Secara umum, teori simbiotik dapat didefinisikan sebagai hubungan antara dua entitas yang saling menguntungkan bagi peserta hubungan. Dalam konteks relasi negara dan agama, bahwa antara negara dan agama saling memerlukan. Dalam hal ini, agama memerlukan negara karena dengan negara, agama dapat berkembang. Sebaliknya, negara juga memerlukan agama, karena dengan agama negara dapat berkembang dalam bimbingan etika dan moral-spiritual. Karena sifatnya yang simbiotik, maka hukum agama masih mempunyai peluang untuk mewarnai hukum-hukum negara, bahkan dalam masalah tertentu tidak menutup kemungkinan hukum agama dijadikan sebagai hukum negara.
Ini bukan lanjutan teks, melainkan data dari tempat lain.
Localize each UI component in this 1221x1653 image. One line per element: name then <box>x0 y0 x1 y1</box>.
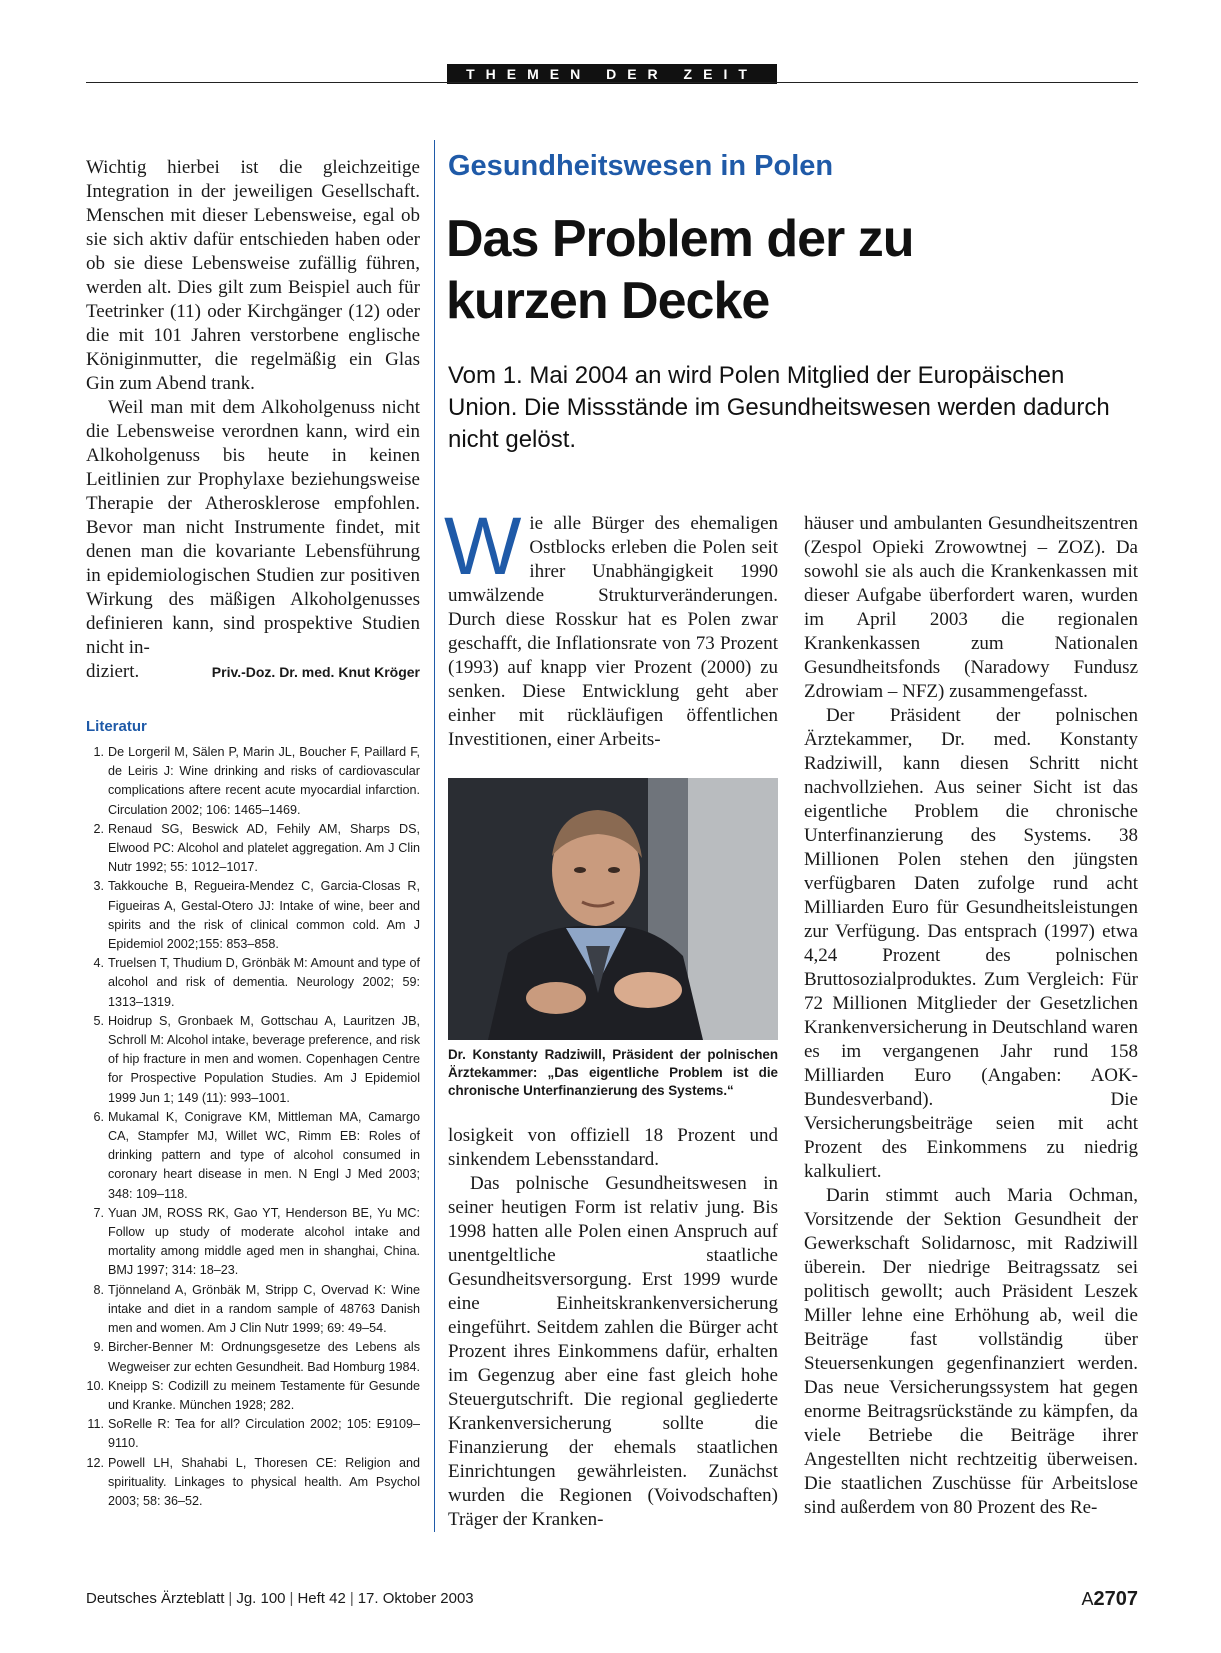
portrait-photo <box>448 778 778 1040</box>
reference-text: De Lorgeril M, Sälen P, Marin JL, Boucher F, Paillard F, de Leiris J: Wine drinking and risks of cardiovascular complications aftere recent acute myocardial infarction. Circulation 2002; 106: 1465–1469. <box>108 745 420 817</box>
header-rule <box>86 82 1138 83</box>
footer-separator: | <box>228 1590 233 1607</box>
reference-number: 3. <box>93 879 104 894</box>
reference-number: 1. <box>93 745 104 759</box>
page-footer <box>86 1586 1138 1612</box>
right-paragraph-3: Darin stimmt auch Maria Ochman, Vorsitzende der Sektion Gesundheit der Gewerkschaft Solidarnosc, mit Radziwill überein. Der niedrige Beitragssatz sei politisch gewollt; auch Präsident Leszek Miller lehne eine Erhöhung ab, weil die Beiträge fast vollständig über Steuersenkungen gegenfinanziert werden. Das neue Versicherungssystem hat gegen enorme Beitragsrückstände zu kämpfen, da viele Betriebe die Beiträge ihrer Angestellten nicht rechtzeitig überweisen. Die staatlichen Zuschüsse für Arbeitslose sind außerdem von 80 Prozent des Re- <box>804 1185 1138 1518</box>
journal-name: Deutsches Ärzteblatt <box>86 1590 225 1607</box>
headline-line-2: kurzen Decke <box>446 272 770 330</box>
article-headline <box>446 208 1126 332</box>
journal-volume: Jg. 100 <box>236 1590 286 1607</box>
reference-item <box>86 820 420 878</box>
reference-number: 4. <box>93 956 104 971</box>
reference-text: SoRelle R: Tea for all? Circulation 2002; 105: E9109–9110. <box>108 1417 420 1451</box>
last-word: diziert. <box>86 661 140 682</box>
reference-text: Kneipp S: Codizill zu meinem Testamente für Gesunde und Kranke. München 1928; 282. <box>108 1378 420 1412</box>
left-paragraph-1: Wichtig hierbei ist die gleichzeitige Integration in der jeweiligen Gesellschaft. Menschen mit dieser Lebensweise, egal ob sie sich aktiv dafür entschieden haben oder ob sie diese Lebensweise zufällig führen, werden alt. Dies gilt zum Beispiel auch für Teetrinker (11) oder Kirchgänger (12) oder die mit 101 Jahren verstorbene englische Königinmutter, die regelmäßig ein Glas Gin zum Abend trank. <box>86 157 420 394</box>
reference-number: 9. <box>93 1340 104 1355</box>
reference-item <box>86 1454 420 1512</box>
photo-caption: Dr. Konstanty Radziwill, Präsident der polnischen Ärztekammer: „Das eigentliche Problem ist die chronische Unterfinanzierung des Systems.“ <box>448 1047 778 1099</box>
drop-cap: W <box>444 501 522 592</box>
page-prefix: A <box>1081 1589 1094 1609</box>
author-line <box>86 660 420 684</box>
middle-paragraph-2: losigkeit von offiziell 18 Prozent und sinkendem Lebensstandard. <box>448 1125 778 1170</box>
page-number: 2707 <box>1093 1588 1138 1610</box>
reference-text: Hoidrup S, Gronbaek M, Gottschau A, Lauritzen JB, Schroll M: Alcohol intake, beverage preference, and risk of hip fracture in men and women. Copenhagen Centre for Prospective Population Studies. Am J Epidemiol 1999 Jun 1; 149 (11): 993–1001. <box>108 1013 420 1105</box>
reference-text: Mukamal K, Conigrave KM, Mittleman MA, Camargo CA, Stampfer MJ, Willet WC, Rimm EB: Roles of drinking pattern and type of alcohol consumed in coronary heart disease in men. N Engl J Med 2003; 348: 109–118. <box>108 1109 420 1201</box>
reference-text: Bircher-Benner M: Ordnungsgesetze des Lebens als Wegweiser zur echten Gesundheit. Bad Homburg 1984. <box>108 1340 420 1374</box>
portrait-illustration <box>448 778 778 1040</box>
author-name: Priv.-Doz. Dr. med. Knut Kröger <box>211 664 420 680</box>
footer-separator: | <box>289 1590 294 1607</box>
reference-number: 7. <box>93 1205 104 1220</box>
reference-number: 11. <box>87 1417 104 1432</box>
reference-number: 2. <box>93 821 104 836</box>
reference-text: Takkouche B, Regueira-Mendez C, Garcia-Closas R, Figueiras A, Gestal-Otero JJ: Intake of wine, beer and spirits and the risk of clinical common cold. Am J Epidemiol 2002;155: 853–858. <box>108 879 420 952</box>
reference-item <box>86 1204 420 1281</box>
reference-item <box>86 1281 420 1339</box>
journal-issue: Heft 42 <box>297 1590 346 1607</box>
reference-number: 8. <box>93 1282 104 1297</box>
reference-item <box>86 1012 420 1108</box>
section-banner: THEMEN DER ZEIT <box>447 64 777 84</box>
right-paragraph-1: häuser und ambulanten Gesundheitszentren (Zespol Opieki Zrowowtnej – ZOZ). Da sowohl sie als auch die Krankenkassen mit dieser Aufgabe überfordert waren, wurden im April 2003 die regionalen Krankenkassen zum Nationalen Gesundheitsfonds (Naradowy Fundusz Zdrowiam – NFZ) zusammengefasst. <box>804 513 1138 702</box>
right-paragraph-2: Der Präsident der polnischen Ärztekammer, Dr. med. Konstanty Radziwill, kann diesen Schritt nicht nachvollziehen. Aus seiner Sicht ist das eigentliche Problem die chronische Unterfinanzierung des Systems. 38 Millionen Polen stehen den jüngsten verfügbaren Daten zufolge rund acht Milliarden Euro für Gesundheitsleistungen zur Verfügung. Das entsprach (1997) etwa 4,24 Prozent des polnischen Bruttosozialproduktes. Zum Vergleich: Für 72 Millionen Mitglieder der Gesetzlichen Krankenversicherung in Deutschland waren es im vergangenen Jahr rund 158 Milliarden Euro (Angaben: AOK-Bundesverband). Die Versicherungsbeiträge seien mit acht Prozent des Einkommens zu niedrig kalkuliert. <box>804 705 1138 1182</box>
reference-text: Powell LH, Shahabi L, Thoresen CE: Religion and spirituality. Linkages to physical health. Am Psychol 2003; 58: 36–52. <box>108 1455 420 1508</box>
reference-item <box>86 1108 420 1204</box>
article-lead: Vom 1. Mai 2004 an wird Polen Mitglied der Europäischen Union. Die Missstände im Gesundheitswesen werden dadurch nicht gelöst. <box>448 362 1110 453</box>
middle-column-top <box>444 501 778 752</box>
middle-column-bottom <box>448 1124 778 1532</box>
reference-item <box>86 1338 420 1376</box>
reference-number: 12. <box>86 1455 104 1470</box>
middle-paragraph-1-text: ie alle Bürger des ehemaligen Ostblocks erleben die Polen seit ihrer Unabhängigkeit 1990 umwälzende Strukturveränderungen. Durch diese Rosskur hat es Polen zwar geschafft, die Inflationsrate von 73 Prozent (1993) auf knapp vier Prozent (2000) zu senken. Diese Entwicklung geht aber einher mit rückläufigen öffentlichen Investitionen, einer Arbeits- <box>448 513 778 750</box>
article-kicker: Gesundheitswesen in Polen <box>448 150 834 182</box>
headline-line-1: Das Problem der zu <box>446 210 914 268</box>
reference-item <box>86 743 420 820</box>
journal-date: 17. Oktober 2003 <box>357 1590 474 1607</box>
middle-paragraph-3: Das polnische Gesundheitswesen in seiner heutigen Form ist relativ jung. Bis 1998 hatten alle Polen einen Anspruch auf unentgeltliche staatliche Gesundheitsversorgung. Erst 1999 wurde eine Einheitskrankenversicherung eingeführt. Seitdem zahlen die Bürger acht Prozent ihres Einkommens dafür, erhalten im Gegenzug aber eine fast gleich hohe Steuergutschrift. Die regional gegliederte Krankenversicherung sollte die Finanzierung der ehemals staatlichen Einrichtungen gewährleisten. Zunächst wurden die Regionen (Voivodschaften) Träger der Kranken- <box>448 1173 778 1530</box>
reference-text: Yuan JM, ROSS RK, Gao YT, Henderson BE, Yu MC: Follow up study of moderate alcohol intake and mortality among middle aged men in shanghai, China. BMJ 1997; 314: 18–23. <box>108 1205 420 1278</box>
left-paragraph-2: Weil man mit dem Alkoholgenuss nicht die Lebensweise verordnen kann, wird ein Alkoholgenuss bis heute in keinen Leitlinien zur Prophylaxe beziehungsweise Therapie der Atherosklerose empfohlen. Bevor man nicht Instrumente findet, mit denen man die kovariante Lebensführung in epidemiologischen Studien zur positiven Wirkung des mäßigen Alkoholgenusses definieren kann, sind prospektive Studien nicht in- <box>86 397 420 658</box>
footer-separator: | <box>349 1590 354 1607</box>
reference-text: Truelsen T, Thudium D, Grönbäk M: Amount and type of alcohol and risk of dementia. Neurology 2002; 59: 1313–1319. <box>108 956 420 1009</box>
reference-text: Renaud SG, Beswick AD, Fehily AM, Sharps DS, Elwood PC: Alcohol and platelet aggregation. Am J Clin Nutr 1992; 55: 1012–1017. <box>108 821 420 875</box>
reference-number: 10. <box>86 1378 104 1393</box>
reference-number: 6. <box>93 1109 104 1124</box>
reference-list <box>86 743 420 1511</box>
middle-paragraph-1 <box>444 501 778 752</box>
reference-item <box>86 877 420 954</box>
reference-item <box>86 954 420 1012</box>
literature-heading: Literatur <box>86 718 147 735</box>
page-number-group <box>1081 1586 1138 1614</box>
reference-number: 5. <box>93 1013 104 1028</box>
reference-item <box>86 1415 420 1453</box>
right-column <box>804 512 1138 1520</box>
reference-item <box>86 1377 420 1415</box>
left-column <box>86 156 420 1511</box>
reference-text: Tjönneland A, Grönbäk M, Stripp C, Overvad K: Wine intake and diet in a random sample of 48763 Danish men and women. Am J Clin Nutr 1999; 69: 49–54. <box>108 1282 420 1336</box>
column-divider <box>434 140 435 1532</box>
Menurut saya, paradigma simbiotik sangat cocok digunakan di Indonesia karena pandangan ini tidak memisahkan agama dengan negara, keduanya merupakan kebutuhan yang saling melengkapi dalam menata kehidupan kenegaraan dan kebangsaan Indonesia yang berlandaskan agama (syariat Islam). Dan hubungan agama dengan negara di Indonesia yaitu dengan mengambil konsep keseimbangan yang dinamis, artinya tidak ada pemisahan antara politik dan agama, yang keduanya saling mengisi dengan segala perannya, namun agama disini juga mempunyai kritis terhadap negara dan negara juga punya kewajiban-kewajiban terhadap agama. Dan pola hubungan keduanya saling membantu dalam ketatanan negara. Oleh karena itu paradigma simbiotik sangat cocok di gunakan dalam sistem pemerintaham di Indonesia.
Soal.
Amandemen UUD 45 yang telah di lakukan memberikan peluang kepada Indonesia untuk menjadi Negara yang demokrasi. Bagaimana menurut anda mengenai peluang tersebut,

Menurut saya terhadap peluang tersebut, sangat bagus bagi indonesia untuk menjadi negara yang demokrasi. Karena demokrasi adalah partisipasi rakyat, yaitu bagaimana agar pemerintahan dapat dijalankan oleh rakyat (melalui sistem perwakilan rakyat) dan membatasi kekuasaan negara (pemerintah) yang terlalu besar. Dengan adanya peluang tersebut maka masyarakat Indonesia bisa menjamin adanya keadilan terhadap rakyat, dalam segi apapun. Hak-hak rakyat dan inspirasi rakyat bisa tersalurkan. Dengan dijadikannya negara demokrasi maka prinsip kebebasan dan kesetaraan kedudukan akan terlaksana, artinya semua pihak yang terkait memiliki peluang yang sama dan memiliki kebebasan dalam menyampaikan pikiran, pertimbangan, dan gagasannya secara terbuka serta kesediaan untuk mendengarkan. Oleh karena itu peluang ini sangat berarti sekali terhadap masyarakat Indonesia yang sangat membutuhkan pemerintahan yang peduli terhadap suara rakyat. Rakyat bisa memilih siapa yang akan menjadi pemimpinnya, pemerintah bisa memberikan peluang bagi terwujudnya hak-hak ekonomi rakyat dengan menjamin tegaknya prinsip keadilan sosial, selain itu dengan adanya peluang demokrasi maka masyarakat Indonesia yang mempunyai banyak suku ataupun yang disebut multikulturalisme bisa menerima kelompok lain secara sama sebagai kesatuan tanpa memperdulikan perbedaan budaya, etnik, bahasa ataupun agama.